Member of the National Assembly
- In office 30 May 2005 – 7 June 2005

Chairman of the Council of Aboriginal Affairs
- In office 1 June 1996 – 20 May 2000
- Preceded by: Office established
- Succeeded by: Yohani Isqaqavut

Member of the Legislative Yuan
- In office 1 February 1990 – 31 January 1996
- Preceded by: new seat in multi-member district
- Succeeded by: Chuan Wen-sheng
- Constituency: Highland Aborigine

Member of the Taiwan Provincial Council
- In office 20 December 1973 – 20 December 1981
- Constituency: Highland Aborigine

Personal details
- Born: 2 April 1936 (age 90) Chōshū, Takao Prefecture, Japanese Taiwan
- Party: Kuomintang
- Alma mater: National Taiwan Normal University (BA)

= Hua Chia-chih =

Taiwanese politician (born 1936)

Tjaravak Kadrangian (/pwn/; born 2 April 1936) is a Taiwanese politician. Also known by the Chinese name Hua Chia-chi.

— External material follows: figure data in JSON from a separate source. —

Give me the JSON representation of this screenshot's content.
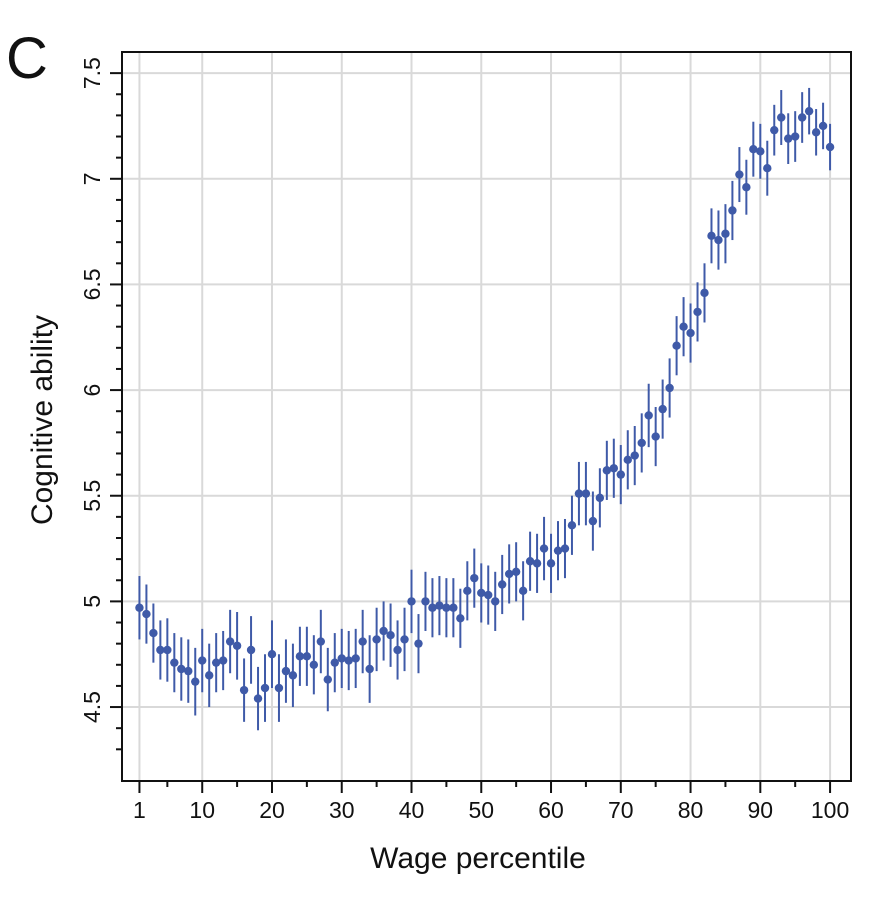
{
  "panel_label": "C",
  "colors": {
    "marker": "#3f5aa8",
    "grid": "#d9d9d9",
    "axis": "#111111"
  },
  "chart_data": {
    "type": "scatter",
    "xlabel": "Wage percentile",
    "ylabel": "Cognitive ability",
    "xlim": [
      -1.5,
      103
    ],
    "ylim": [
      4.15,
      7.6
    ],
    "xticks": [
      1,
      10,
      20,
      30,
      40,
      50,
      60,
      70,
      80,
      90,
      100
    ],
    "xtick_labels": [
      "1",
      "10",
      "20",
      "30",
      "40",
      "50",
      "60",
      "70",
      "80",
      "90",
      "100"
    ],
    "yticks": [
      4.5,
      5,
      5.5,
      6,
      6.5,
      7,
      7.5
    ],
    "ytick_labels": [
      "4.5",
      "5",
      "5.5",
      "6",
      "6.5",
      "7",
      "7.5"
    ],
    "grid": true,
    "error_bars": "vertical, ±approx 0.14",
    "series": [
      {
        "x": [
          1,
          2,
          3,
          4,
          5,
          6,
          7,
          8,
          9,
          10,
          11,
          12,
          13,
          14,
          15,
          16,
          17,
          18,
          19,
          20,
          21,
          22,
          23,
          24,
          25,
          26,
          27,
          28,
          29,
          30,
          31,
          32,
          33,
          34,
          35,
          36,
          37,
          38,
          39,
          40,
          41,
          42,
          43,
          44,
          45,
          46,
          47,
          48,
          49,
          50,
          51,
          52,
          53,
          54,
          55,
          56,
          57,
          58,
          59,
          60,
          61,
          62,
          63,
          64,
          65,
          66,
          67,
          68,
          69,
          70,
          71,
          72,
          73,
          74,
          75,
          76,
          77,
          78,
          79,
          80,
          81,
          82,
          83,
          84,
          85,
          86,
          87,
          88,
          89,
          90,
          91,
          92,
          93,
          94,
          95,
          96,
          97,
          98,
          99,
          100
        ],
        "y": [
          4.97,
          4.94,
          4.85,
          4.77,
          4.77,
          4.71,
          4.68,
          4.67,
          4.62,
          4.72,
          4.65,
          4.71,
          4.72,
          4.81,
          4.79,
          4.58,
          4.77,
          4.54,
          4.59,
          4.75,
          4.59,
          4.67,
          4.65,
          4.74,
          4.74,
          4.7,
          4.81,
          4.63,
          4.71,
          4.73,
          4.72,
          4.73,
          4.81,
          4.68,
          4.82,
          4.86,
          4.84,
          4.77,
          4.82,
          5.0,
          4.8,
          5.0,
          4.97,
          4.98,
          4.97,
          4.97,
          4.92,
          5.05,
          5.11,
          5.04,
          5.03,
          5.0,
          5.08,
          5.13,
          5.14,
          5.05,
          5.19,
          5.18,
          5.25,
          5.18,
          5.24,
          5.25,
          5.36,
          5.51,
          5.51,
          5.38,
          5.49,
          5.62,
          5.63,
          5.6,
          5.67,
          5.69,
          5.75,
          5.88,
          5.78,
          5.91,
          6.01,
          6.21,
          6.3,
          6.27,
          6.37,
          6.46,
          6.73,
          6.71,
          6.74,
          6.85,
          7.02,
          6.96,
          7.14,
          7.13,
          7.05,
          7.23,
          7.29,
          7.19,
          7.2,
          7.29,
          7.32,
          7.22,
          7.25,
          7.15
        ],
        "err": [
          0.15,
          0.14,
          0.14,
          0.14,
          0.15,
          0.14,
          0.15,
          0.15,
          0.16,
          0.15,
          0.15,
          0.14,
          0.14,
          0.15,
          0.16,
          0.15,
          0.16,
          0.15,
          0.16,
          0.16,
          0.16,
          0.15,
          0.15,
          0.14,
          0.14,
          0.14,
          0.15,
          0.15,
          0.14,
          0.14,
          0.14,
          0.14,
          0.15,
          0.16,
          0.15,
          0.14,
          0.15,
          0.14,
          0.15,
          0.15,
          0.14,
          0.14,
          0.14,
          0.14,
          0.14,
          0.14,
          0.14,
          0.14,
          0.14,
          0.14,
          0.14,
          0.14,
          0.14,
          0.14,
          0.14,
          0.14,
          0.14,
          0.14,
          0.15,
          0.14,
          0.14,
          0.14,
          0.14,
          0.15,
          0.15,
          0.14,
          0.14,
          0.14,
          0.14,
          0.14,
          0.14,
          0.14,
          0.14,
          0.15,
          0.14,
          0.14,
          0.14,
          0.14,
          0.14,
          0.14,
          0.14,
          0.14,
          0.13,
          0.14,
          0.14,
          0.14,
          0.13,
          0.13,
          0.13,
          0.13,
          0.13,
          0.12,
          0.13,
          0.12,
          0.12,
          0.12,
          0.11,
          0.11,
          0.11,
          0.11
        ]
      }
    ]
  }
}
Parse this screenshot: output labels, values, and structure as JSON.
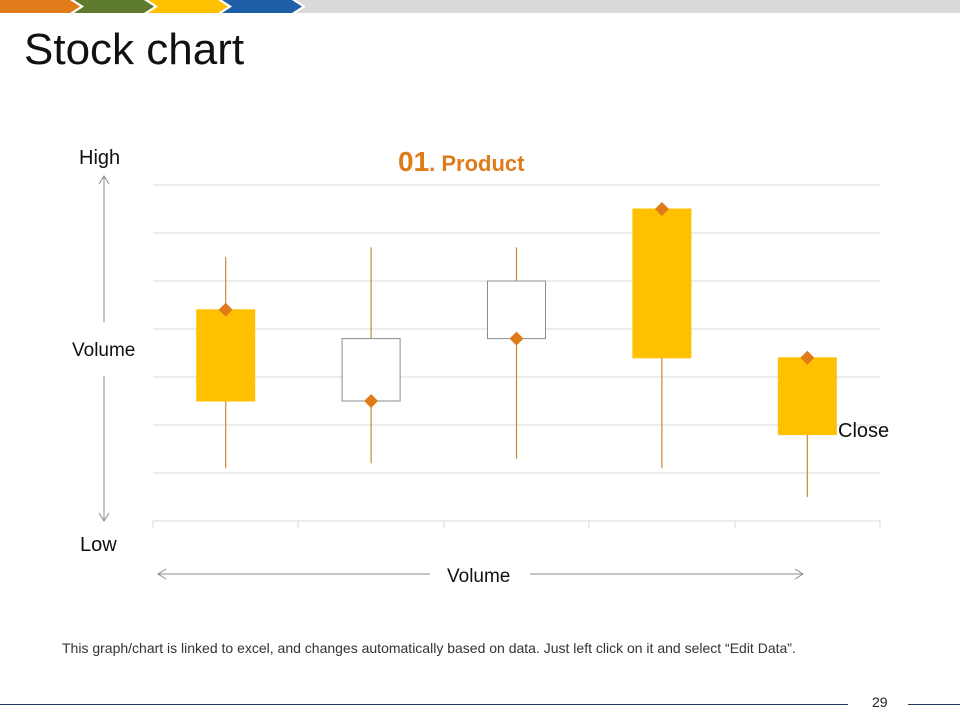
{
  "header": {
    "title": "Stock chart",
    "bar_colors": [
      "#e07b1a",
      "#5e7a2c",
      "#ffc000",
      "#1f5fa8",
      "#d9d9d9"
    ]
  },
  "labels": {
    "high": "High",
    "low": "Low",
    "volume_vertical": "Volume",
    "volume_horizontal": "Volume",
    "close": "Close"
  },
  "chart_title": {
    "number": "01",
    "text": ". Product"
  },
  "footnote": "This graph/chart is linked to excel, and changes automatically based on data. Just left click on it and select “Edit Data”.",
  "page_number": "29",
  "colors": {
    "accent": "#e07b1a",
    "up_fill": "#ffc000",
    "down_fill": "#ffffff",
    "wick": "#c9883a",
    "grid": "#d9d9d9",
    "arrow": "#8c8c8c"
  },
  "chart_data": {
    "type": "candlestick",
    "title": "01. Product",
    "ylim": [
      0,
      70
    ],
    "gridlines": [
      0,
      10,
      20,
      30,
      40,
      50,
      60,
      70
    ],
    "points": [
      {
        "open": 25,
        "high": 55,
        "low": 11,
        "close": 44
      },
      {
        "open": 38,
        "high": 57,
        "low": 12,
        "close": 25
      },
      {
        "open": 50,
        "high": 57,
        "low": 13,
        "close": 38
      },
      {
        "open": 34,
        "high": 65,
        "low": 11,
        "close": 65
      },
      {
        "open": 18,
        "high": 35,
        "low": 5,
        "close": 34
      }
    ]
  }
}
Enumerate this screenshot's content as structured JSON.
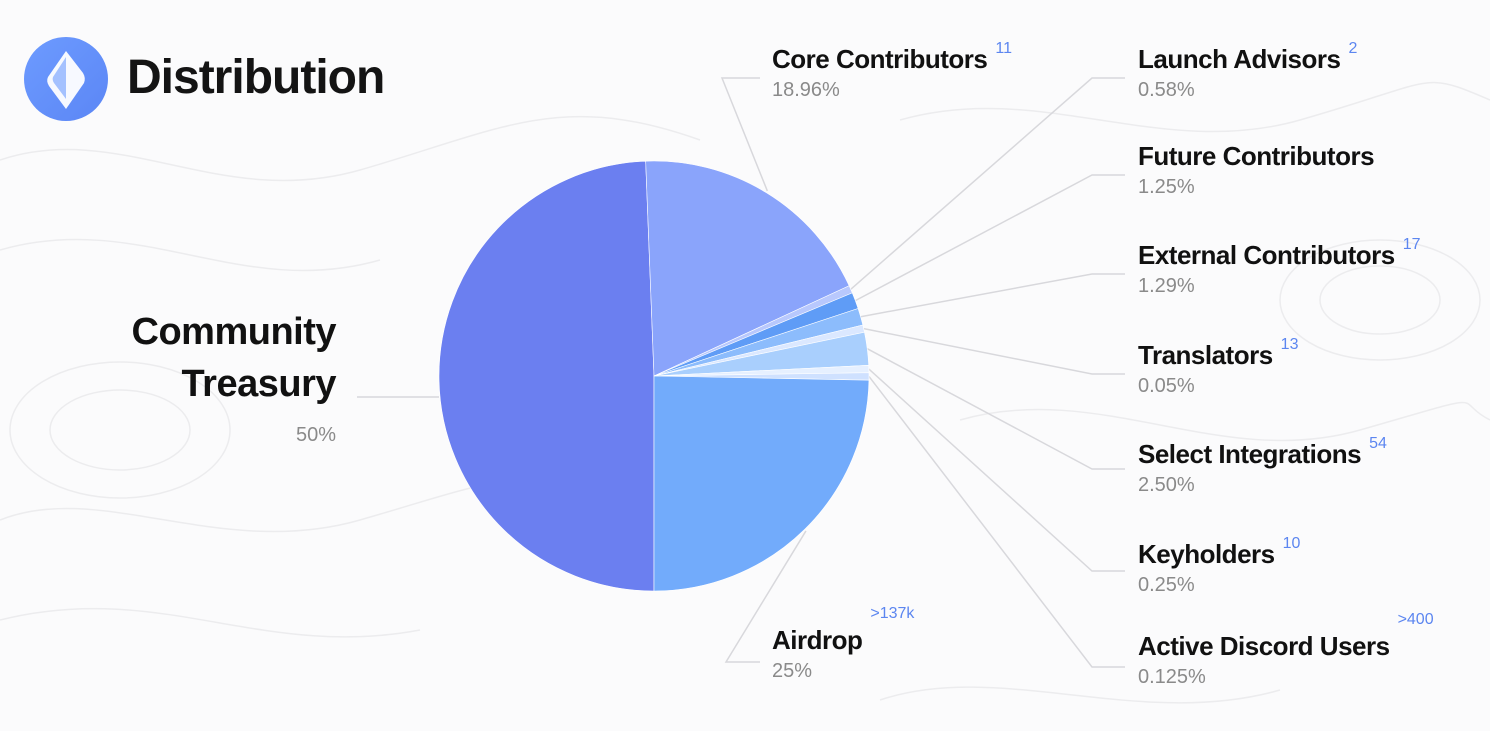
{
  "page": {
    "title": "Distribution"
  },
  "colors": {
    "community_treasury": "#6b7ff0",
    "core_contributors": "#8aa4fb",
    "launch_advisors": "#b8c8fd",
    "future_contributors": "#5f9cf6",
    "external_contributors": "#8cbcfc",
    "translators": "#dbe8ff",
    "select_integrations": "#a9cffd",
    "keyholders": "#e6f0ff",
    "active_discord_users": "#cfe1ff",
    "airdrop": "#72abfb",
    "superscript": "#5c86f0"
  },
  "labels": {
    "community_treasury_line1": "Community",
    "community_treasury_line2": "Treasury",
    "community_treasury_pct": "50%",
    "core_contributors": "Core Contributors",
    "core_contributors_count": "11",
    "core_contributors_pct": "18.96%",
    "launch_advisors": "Launch Advisors",
    "launch_advisors_count": "2",
    "launch_advisors_pct": "0.58%",
    "future_contributors": "Future Contributors",
    "future_contributors_pct": "1.25%",
    "external_contributors": "External Contributors",
    "external_contributors_count": "17",
    "external_contributors_pct": "1.29%",
    "translators": "Translators",
    "translators_count": "13",
    "translators_pct": "0.05%",
    "select_integrations": "Select Integrations",
    "select_integrations_count": "54",
    "select_integrations_pct": "2.50%",
    "keyholders": "Keyholders",
    "keyholders_count": "10",
    "keyholders_pct": "0.25%",
    "active_discord_users": "Active Discord Users",
    "active_discord_users_count": ">400",
    "active_discord_users_pct": "0.125%",
    "airdrop": "Airdrop",
    "airdrop_count": ">137k",
    "airdrop_pct": "25%"
  },
  "chart_data": {
    "type": "pie",
    "title": "Distribution",
    "slices": [
      {
        "label": "Community Treasury",
        "value": 50,
        "key": "community_treasury"
      },
      {
        "label": "Core Contributors",
        "value": 18.96,
        "key": "core_contributors"
      },
      {
        "label": "Launch Advisors",
        "value": 0.58,
        "key": "launch_advisors"
      },
      {
        "label": "Future Contributors",
        "value": 1.25,
        "key": "future_contributors"
      },
      {
        "label": "External Contributors",
        "value": 1.29,
        "key": "external_contributors"
      },
      {
        "label": "Translators",
        "value": 0.05,
        "key": "translators"
      },
      {
        "label": "Select Integrations",
        "value": 2.5,
        "key": "select_integrations"
      },
      {
        "label": "Keyholders",
        "value": 0.25,
        "key": "keyholders"
      },
      {
        "label": "Active Discord Users",
        "value": 0.125,
        "key": "active_discord_users"
      },
      {
        "label": "Airdrop",
        "value": 25,
        "key": "airdrop"
      }
    ]
  }
}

==Early life and education==

Kadrangian was born on 2 April 1936. He attended National Taiwan Normal University, where he graduated with a bachelor's degree in education, and became a teacher.

==Political career==

He sat on the fifth and sixth convocations of the Taiwan Provincial Council, serving from 1973 to 1981. He was elected to the Legislative Yuan for two terms, in 1990 and 1993.

Kadrangian was appointed the first chairman of the Council of Aboriginal Affairs. In this role, he commented on the unemployment rate amongst indigenous people. Kadrangian later served on the fourth convocation of the National Assembly in 2005.